Answer
$a)$
i) $\lim\limits_{x \to 1^-} = 1$
ii) $\lim\limits_{x \to 1^+} = 1$
iii) $\lim\limits_{x \to 1} = 1$
iv) $f(1) = 2$
$b)$
i) $\lim\limits_{x \to 2^-} = 0$
ii) $\lim\limits_{x \to 2^+} = 0$
iii) $\lim\limits_{x \to 2} = 0$
iv) $f(2) = 0$
Work Step by Step
$a)$
i) As we approach the $x$-value of $1$ from the L.H.S, $f(x)$ approaches $1$.
$\displaystyle\lim_{x\rightarrow 1^-}f(x)=1$
ii) As we approach the $x$-value of $1$ from the R.H.S, $f(x)$ approaches $1$.

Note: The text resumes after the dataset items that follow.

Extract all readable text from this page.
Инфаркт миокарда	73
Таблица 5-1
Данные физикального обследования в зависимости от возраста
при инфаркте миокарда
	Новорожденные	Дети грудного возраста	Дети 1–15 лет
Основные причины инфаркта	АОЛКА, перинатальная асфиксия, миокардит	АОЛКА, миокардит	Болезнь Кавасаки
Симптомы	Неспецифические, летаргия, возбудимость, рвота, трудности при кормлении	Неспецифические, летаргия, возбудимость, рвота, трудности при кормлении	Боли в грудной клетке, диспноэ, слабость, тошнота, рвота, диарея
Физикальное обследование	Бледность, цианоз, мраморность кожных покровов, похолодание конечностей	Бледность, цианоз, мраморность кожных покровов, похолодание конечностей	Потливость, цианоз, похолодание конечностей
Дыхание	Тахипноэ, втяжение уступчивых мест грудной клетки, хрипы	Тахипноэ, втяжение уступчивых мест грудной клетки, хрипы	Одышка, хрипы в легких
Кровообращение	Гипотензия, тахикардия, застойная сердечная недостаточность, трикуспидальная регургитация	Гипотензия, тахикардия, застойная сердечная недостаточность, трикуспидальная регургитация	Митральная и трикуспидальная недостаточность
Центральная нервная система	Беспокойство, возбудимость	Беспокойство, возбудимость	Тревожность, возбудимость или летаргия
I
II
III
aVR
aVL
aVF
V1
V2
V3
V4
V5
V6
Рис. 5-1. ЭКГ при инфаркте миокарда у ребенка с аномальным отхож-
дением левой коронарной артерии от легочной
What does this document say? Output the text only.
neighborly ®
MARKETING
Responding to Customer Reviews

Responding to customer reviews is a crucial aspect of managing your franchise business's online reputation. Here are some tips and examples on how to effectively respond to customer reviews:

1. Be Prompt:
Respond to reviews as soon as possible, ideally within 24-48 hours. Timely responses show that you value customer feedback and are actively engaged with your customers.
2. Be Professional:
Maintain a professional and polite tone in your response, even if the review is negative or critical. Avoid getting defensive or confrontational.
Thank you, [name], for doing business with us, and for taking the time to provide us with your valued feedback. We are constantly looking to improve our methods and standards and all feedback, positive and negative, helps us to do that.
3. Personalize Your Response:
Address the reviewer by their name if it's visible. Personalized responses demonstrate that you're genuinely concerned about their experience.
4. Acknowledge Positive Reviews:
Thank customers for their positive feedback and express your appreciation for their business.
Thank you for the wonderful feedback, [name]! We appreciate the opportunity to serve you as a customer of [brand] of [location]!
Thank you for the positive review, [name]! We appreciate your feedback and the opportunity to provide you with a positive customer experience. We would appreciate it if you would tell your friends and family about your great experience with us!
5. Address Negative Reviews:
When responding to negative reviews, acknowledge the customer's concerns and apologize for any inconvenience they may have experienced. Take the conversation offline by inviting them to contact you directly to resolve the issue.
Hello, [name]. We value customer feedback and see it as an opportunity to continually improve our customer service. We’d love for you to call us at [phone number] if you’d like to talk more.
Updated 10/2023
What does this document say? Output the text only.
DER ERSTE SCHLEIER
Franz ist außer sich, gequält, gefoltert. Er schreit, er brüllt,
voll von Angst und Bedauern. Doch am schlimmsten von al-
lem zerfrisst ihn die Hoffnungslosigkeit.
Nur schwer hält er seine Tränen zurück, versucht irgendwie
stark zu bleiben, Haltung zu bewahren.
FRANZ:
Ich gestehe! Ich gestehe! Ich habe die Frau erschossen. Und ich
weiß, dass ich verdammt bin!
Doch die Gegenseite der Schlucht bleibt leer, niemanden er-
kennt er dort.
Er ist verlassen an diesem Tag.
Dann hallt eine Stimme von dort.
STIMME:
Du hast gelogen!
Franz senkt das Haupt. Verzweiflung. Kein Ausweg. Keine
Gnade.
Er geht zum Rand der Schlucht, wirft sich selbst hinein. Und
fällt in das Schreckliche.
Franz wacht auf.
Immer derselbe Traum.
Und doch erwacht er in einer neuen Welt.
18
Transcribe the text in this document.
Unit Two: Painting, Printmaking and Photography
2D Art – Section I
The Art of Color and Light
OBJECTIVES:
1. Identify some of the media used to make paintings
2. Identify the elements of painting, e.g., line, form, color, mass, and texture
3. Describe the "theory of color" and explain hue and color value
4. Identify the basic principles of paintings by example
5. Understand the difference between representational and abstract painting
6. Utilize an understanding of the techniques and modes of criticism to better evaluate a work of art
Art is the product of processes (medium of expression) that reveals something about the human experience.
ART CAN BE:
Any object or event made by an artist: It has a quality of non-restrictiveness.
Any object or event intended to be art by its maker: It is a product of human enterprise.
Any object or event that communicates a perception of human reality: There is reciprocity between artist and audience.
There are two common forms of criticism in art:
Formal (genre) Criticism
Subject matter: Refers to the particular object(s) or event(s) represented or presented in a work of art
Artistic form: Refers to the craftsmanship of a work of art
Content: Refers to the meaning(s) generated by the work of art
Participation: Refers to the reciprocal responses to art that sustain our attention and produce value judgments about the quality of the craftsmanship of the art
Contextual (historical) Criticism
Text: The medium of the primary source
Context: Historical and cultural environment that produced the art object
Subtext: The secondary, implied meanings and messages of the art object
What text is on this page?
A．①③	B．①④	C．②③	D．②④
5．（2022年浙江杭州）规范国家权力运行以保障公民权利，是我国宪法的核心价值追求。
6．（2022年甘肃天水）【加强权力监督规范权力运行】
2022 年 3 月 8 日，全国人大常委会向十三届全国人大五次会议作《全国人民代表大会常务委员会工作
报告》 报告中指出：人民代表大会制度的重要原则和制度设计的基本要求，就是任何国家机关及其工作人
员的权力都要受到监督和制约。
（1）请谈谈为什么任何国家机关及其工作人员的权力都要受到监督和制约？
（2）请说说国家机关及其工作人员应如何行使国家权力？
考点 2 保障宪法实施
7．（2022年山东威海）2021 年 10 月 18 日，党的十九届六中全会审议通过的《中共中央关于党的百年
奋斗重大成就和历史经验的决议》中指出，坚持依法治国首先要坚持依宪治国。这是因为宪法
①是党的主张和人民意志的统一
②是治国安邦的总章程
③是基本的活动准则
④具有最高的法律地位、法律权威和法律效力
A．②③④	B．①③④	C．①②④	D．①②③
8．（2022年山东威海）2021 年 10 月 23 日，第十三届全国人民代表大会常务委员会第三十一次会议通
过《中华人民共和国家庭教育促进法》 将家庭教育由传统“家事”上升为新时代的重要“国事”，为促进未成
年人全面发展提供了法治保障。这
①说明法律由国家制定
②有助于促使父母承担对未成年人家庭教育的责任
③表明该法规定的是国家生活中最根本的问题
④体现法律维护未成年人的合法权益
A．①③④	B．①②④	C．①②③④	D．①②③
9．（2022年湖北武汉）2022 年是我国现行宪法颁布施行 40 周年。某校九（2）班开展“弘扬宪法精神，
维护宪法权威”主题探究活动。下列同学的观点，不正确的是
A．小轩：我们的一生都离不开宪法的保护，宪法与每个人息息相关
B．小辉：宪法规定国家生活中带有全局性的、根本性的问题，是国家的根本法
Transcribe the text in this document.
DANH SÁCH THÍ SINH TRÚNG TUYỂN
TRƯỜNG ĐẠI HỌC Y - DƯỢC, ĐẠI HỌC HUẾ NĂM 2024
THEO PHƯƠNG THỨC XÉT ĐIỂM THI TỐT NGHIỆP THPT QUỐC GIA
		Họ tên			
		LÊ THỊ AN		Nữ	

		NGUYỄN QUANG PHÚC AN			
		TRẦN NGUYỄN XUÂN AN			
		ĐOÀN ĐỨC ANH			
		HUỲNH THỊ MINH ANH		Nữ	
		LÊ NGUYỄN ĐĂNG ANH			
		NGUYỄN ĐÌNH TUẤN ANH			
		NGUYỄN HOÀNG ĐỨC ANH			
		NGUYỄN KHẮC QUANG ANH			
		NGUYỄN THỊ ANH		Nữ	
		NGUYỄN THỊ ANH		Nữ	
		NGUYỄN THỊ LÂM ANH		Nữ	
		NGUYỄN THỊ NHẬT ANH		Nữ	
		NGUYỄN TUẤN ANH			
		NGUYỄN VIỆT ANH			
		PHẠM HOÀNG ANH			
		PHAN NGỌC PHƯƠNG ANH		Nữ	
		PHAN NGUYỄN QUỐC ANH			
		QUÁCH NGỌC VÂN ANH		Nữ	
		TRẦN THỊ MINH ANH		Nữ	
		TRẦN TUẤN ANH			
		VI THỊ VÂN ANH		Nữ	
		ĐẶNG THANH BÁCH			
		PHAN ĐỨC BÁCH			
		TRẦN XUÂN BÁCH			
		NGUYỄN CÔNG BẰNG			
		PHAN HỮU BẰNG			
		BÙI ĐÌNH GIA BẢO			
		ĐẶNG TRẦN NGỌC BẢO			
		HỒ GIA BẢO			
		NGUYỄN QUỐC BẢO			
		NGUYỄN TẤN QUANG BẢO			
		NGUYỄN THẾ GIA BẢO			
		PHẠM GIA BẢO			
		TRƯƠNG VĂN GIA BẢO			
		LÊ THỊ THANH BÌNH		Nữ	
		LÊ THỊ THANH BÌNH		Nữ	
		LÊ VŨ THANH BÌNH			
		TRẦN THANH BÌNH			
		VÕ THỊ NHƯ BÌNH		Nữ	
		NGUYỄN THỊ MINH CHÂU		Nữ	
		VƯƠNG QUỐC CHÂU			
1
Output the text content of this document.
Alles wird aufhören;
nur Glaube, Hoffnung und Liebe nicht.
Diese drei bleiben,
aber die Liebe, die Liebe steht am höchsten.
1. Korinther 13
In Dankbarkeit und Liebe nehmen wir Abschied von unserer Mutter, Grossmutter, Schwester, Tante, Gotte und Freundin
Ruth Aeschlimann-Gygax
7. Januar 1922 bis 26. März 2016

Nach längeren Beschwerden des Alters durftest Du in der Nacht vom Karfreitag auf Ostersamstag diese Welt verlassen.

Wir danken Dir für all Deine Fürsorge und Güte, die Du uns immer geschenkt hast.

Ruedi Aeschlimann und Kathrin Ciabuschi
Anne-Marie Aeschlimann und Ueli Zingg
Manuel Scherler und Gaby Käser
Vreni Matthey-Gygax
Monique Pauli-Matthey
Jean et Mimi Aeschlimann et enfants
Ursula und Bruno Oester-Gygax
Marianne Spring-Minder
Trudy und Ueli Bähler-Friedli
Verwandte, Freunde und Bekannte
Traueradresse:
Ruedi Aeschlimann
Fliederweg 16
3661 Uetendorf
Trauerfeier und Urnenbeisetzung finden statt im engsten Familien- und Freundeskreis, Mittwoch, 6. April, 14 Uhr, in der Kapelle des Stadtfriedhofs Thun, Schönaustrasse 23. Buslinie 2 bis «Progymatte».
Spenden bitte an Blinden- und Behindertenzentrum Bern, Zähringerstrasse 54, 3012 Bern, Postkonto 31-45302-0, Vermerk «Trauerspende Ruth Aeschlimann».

$\displaystyle\lim_{x\rightarrow 1^+}f(x)=1$
iii) Since left-hand limit = right-hand limit, the limits exists at $x=1$.
iv) Even though the value of $f(x)$ achieved while approaching $1$ is $1$, $f(x)$ is itself defined at $(1,2)$ and not $(1,1)$ (input $1$, function outputs $2$.)
$b)$
i) As we approach the $x$-value of $2$ from the L.H.S, $f(x)$ approaches $0$.
$\displaystyle\lim_{x\rightarrow 2^-}f(x)=0$
ii) As we approach the $x$-value of $2$ from the R.H.S, $f(x)$ approaches $0$.
$\displaystyle\lim_{x\rightarrow 2^+}f(x)=0$
iii) Since left-hand limit = right-hand limit, the limits exists at $x=2$.
iv) At $x = 2$, the function $f(x)$ is defined (input $2$, function outputs $0$.)